2012 Volume 19 Issue 4 Pages 385-396
Aim: The post-challenge glucose (PCG) level has been suggested to be superior to the fasting blood glucose (FG) level for predicting the risk of future cardiovascular disease (CVD); however, the extent of its superiority has not been consistently shown among previous cohort studies. Therefore, we conducted a meta-analysis to summarize the quantitative association of FG and PCG with CVD risk and compared the strengths of the two associations.
Method: Electronic literature searches using MEDLINE and EMBASE with an additional manual search were conducted for prospective observational studies of the association of FG and PCG with CVD risk. Studies were included if they were prospective studies in which the relative risk (RR) of CVD per 1 standard deviation increase in both FG and PCG could be estimated. Pooled relative risks for the incremental increase were calculated as RRFG and RRPCG using a bivariate random-effects model.
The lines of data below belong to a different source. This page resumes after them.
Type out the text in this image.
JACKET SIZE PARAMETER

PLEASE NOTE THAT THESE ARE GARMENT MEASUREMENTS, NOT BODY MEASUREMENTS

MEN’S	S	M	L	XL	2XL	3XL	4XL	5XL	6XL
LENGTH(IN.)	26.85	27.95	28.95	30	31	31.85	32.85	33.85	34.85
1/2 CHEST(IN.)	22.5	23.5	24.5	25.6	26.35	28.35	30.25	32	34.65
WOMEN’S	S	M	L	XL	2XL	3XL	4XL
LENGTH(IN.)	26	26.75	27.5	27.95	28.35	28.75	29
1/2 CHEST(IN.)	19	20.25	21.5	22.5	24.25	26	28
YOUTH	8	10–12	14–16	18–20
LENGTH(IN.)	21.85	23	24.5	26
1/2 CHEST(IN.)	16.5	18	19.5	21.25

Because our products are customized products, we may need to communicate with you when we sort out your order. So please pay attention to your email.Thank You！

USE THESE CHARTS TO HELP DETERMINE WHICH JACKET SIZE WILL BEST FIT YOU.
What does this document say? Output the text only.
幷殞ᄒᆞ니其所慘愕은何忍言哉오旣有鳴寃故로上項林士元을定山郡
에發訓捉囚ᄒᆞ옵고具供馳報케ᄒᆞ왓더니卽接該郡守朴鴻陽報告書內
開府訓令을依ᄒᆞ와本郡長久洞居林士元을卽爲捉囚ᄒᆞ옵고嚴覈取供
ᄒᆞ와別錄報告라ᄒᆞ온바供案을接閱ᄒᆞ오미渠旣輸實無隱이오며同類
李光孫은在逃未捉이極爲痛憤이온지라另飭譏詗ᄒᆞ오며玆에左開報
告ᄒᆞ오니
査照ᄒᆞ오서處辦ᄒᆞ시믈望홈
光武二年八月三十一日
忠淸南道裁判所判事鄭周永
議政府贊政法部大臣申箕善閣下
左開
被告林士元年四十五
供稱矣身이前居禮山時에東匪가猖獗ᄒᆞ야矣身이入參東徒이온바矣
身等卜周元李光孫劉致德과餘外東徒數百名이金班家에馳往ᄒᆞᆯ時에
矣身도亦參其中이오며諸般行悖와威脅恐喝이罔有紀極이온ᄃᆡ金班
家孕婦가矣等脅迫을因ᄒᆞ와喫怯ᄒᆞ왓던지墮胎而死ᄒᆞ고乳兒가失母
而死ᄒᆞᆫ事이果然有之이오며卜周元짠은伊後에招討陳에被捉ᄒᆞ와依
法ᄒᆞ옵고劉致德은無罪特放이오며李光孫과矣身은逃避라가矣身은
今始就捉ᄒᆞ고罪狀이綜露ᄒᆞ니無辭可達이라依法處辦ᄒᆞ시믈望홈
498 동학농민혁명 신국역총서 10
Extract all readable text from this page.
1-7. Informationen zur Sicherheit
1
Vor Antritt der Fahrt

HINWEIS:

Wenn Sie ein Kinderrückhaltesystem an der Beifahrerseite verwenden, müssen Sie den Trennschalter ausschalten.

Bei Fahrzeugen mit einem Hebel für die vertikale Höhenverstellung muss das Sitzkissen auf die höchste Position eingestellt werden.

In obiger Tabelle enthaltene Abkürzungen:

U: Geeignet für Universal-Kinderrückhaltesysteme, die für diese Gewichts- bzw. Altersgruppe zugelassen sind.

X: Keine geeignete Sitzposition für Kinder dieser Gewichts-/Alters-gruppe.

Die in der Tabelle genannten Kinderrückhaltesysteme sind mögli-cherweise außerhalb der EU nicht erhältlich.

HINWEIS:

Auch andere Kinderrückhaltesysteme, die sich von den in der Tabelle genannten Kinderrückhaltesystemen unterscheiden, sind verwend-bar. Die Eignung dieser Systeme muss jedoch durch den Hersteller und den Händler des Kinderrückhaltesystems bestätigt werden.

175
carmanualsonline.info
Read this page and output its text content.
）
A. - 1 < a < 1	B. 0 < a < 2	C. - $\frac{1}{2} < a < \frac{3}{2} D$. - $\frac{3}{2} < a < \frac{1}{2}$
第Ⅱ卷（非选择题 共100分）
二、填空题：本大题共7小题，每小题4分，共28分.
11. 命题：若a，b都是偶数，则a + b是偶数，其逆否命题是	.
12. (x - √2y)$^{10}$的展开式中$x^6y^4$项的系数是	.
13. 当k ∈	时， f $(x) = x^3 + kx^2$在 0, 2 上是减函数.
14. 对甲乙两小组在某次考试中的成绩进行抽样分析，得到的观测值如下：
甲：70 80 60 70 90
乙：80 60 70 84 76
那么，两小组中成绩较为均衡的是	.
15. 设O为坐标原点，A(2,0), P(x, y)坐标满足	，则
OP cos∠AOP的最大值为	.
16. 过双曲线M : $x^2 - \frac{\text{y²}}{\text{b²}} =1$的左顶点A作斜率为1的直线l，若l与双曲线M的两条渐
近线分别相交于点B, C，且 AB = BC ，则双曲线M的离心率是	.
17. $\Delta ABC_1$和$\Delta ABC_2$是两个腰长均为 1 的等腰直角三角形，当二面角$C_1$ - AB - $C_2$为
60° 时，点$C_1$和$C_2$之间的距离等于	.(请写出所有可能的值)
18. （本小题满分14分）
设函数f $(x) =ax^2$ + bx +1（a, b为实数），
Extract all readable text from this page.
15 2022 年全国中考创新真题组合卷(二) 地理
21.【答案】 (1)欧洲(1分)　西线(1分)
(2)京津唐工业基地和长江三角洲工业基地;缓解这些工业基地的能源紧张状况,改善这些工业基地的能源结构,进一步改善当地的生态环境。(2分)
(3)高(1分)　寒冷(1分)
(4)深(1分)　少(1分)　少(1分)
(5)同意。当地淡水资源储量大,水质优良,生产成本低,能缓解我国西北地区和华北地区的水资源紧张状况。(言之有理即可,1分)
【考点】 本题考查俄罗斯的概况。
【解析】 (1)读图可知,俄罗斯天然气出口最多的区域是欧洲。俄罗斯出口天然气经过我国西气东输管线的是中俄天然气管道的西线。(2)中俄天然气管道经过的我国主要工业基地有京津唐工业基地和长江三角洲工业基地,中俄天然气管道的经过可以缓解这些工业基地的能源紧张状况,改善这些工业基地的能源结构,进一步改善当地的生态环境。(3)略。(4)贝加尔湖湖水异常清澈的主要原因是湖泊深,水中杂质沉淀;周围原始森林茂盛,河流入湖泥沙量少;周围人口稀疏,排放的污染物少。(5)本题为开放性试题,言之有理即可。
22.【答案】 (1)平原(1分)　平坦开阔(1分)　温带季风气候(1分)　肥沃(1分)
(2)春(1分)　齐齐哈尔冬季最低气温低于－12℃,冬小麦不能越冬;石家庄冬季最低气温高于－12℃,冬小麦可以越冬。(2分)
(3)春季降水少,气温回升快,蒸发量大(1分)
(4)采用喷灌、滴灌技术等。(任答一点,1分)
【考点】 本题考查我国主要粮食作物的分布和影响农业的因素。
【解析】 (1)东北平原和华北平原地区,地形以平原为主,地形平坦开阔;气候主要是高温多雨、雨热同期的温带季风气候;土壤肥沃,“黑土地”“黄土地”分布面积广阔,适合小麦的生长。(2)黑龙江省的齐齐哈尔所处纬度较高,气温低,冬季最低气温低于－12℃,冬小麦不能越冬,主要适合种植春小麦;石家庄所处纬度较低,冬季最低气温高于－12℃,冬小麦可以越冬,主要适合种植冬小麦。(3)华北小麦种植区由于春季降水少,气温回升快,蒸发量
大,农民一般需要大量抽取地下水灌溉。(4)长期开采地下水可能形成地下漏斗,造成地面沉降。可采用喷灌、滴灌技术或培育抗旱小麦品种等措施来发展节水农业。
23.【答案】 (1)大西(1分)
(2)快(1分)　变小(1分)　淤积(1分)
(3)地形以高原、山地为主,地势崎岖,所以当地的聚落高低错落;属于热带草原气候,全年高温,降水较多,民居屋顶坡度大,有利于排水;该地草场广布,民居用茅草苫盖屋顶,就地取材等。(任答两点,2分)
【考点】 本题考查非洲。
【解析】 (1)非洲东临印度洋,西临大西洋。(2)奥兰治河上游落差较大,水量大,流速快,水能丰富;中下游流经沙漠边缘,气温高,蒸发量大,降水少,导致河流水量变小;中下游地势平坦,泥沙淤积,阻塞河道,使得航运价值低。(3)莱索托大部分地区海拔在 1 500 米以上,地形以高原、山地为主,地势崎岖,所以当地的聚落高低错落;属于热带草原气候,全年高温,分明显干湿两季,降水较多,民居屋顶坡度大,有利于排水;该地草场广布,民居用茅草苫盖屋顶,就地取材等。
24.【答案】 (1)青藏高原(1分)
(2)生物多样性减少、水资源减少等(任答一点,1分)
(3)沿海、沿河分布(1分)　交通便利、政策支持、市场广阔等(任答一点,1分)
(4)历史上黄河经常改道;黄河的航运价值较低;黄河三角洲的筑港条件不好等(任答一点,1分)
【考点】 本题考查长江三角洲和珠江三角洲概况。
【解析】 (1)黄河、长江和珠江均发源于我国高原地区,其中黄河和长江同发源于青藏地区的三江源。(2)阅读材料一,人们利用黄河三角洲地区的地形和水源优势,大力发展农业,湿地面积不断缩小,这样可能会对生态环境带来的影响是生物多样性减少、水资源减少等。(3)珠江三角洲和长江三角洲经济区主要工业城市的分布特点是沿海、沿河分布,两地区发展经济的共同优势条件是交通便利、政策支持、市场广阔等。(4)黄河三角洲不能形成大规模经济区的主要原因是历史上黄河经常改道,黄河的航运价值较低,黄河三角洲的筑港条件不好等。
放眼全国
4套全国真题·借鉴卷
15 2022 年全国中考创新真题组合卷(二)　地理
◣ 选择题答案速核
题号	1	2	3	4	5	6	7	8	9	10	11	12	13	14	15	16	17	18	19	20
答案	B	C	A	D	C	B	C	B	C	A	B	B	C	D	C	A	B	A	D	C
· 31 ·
Result: Data were obtained from 14 eligible studies that included 70,889 participants and 2,927 cases. The pooled RRFG and RRPCG (95% confidence interval) were, respectively, 1.15 (1.06 to 1.26) and 1.24 (1.12 to 1.36); the difference was significant (P =0.001). The association of PCG with CVD risk was stronger in studies that targeted participants with a baseline mean FG < 100 mg/dl (P < 0.001) or mean age ≥ 55 years (P =0.004).
Conclusions: Overall, the association of PCG with CVD risk was stronger than that of FG by approximately 50% on a log scale. Measuring PCG is especially important in populations with relatively low FG levels or in the elderly, although it is often burdensome in routine clinical practice.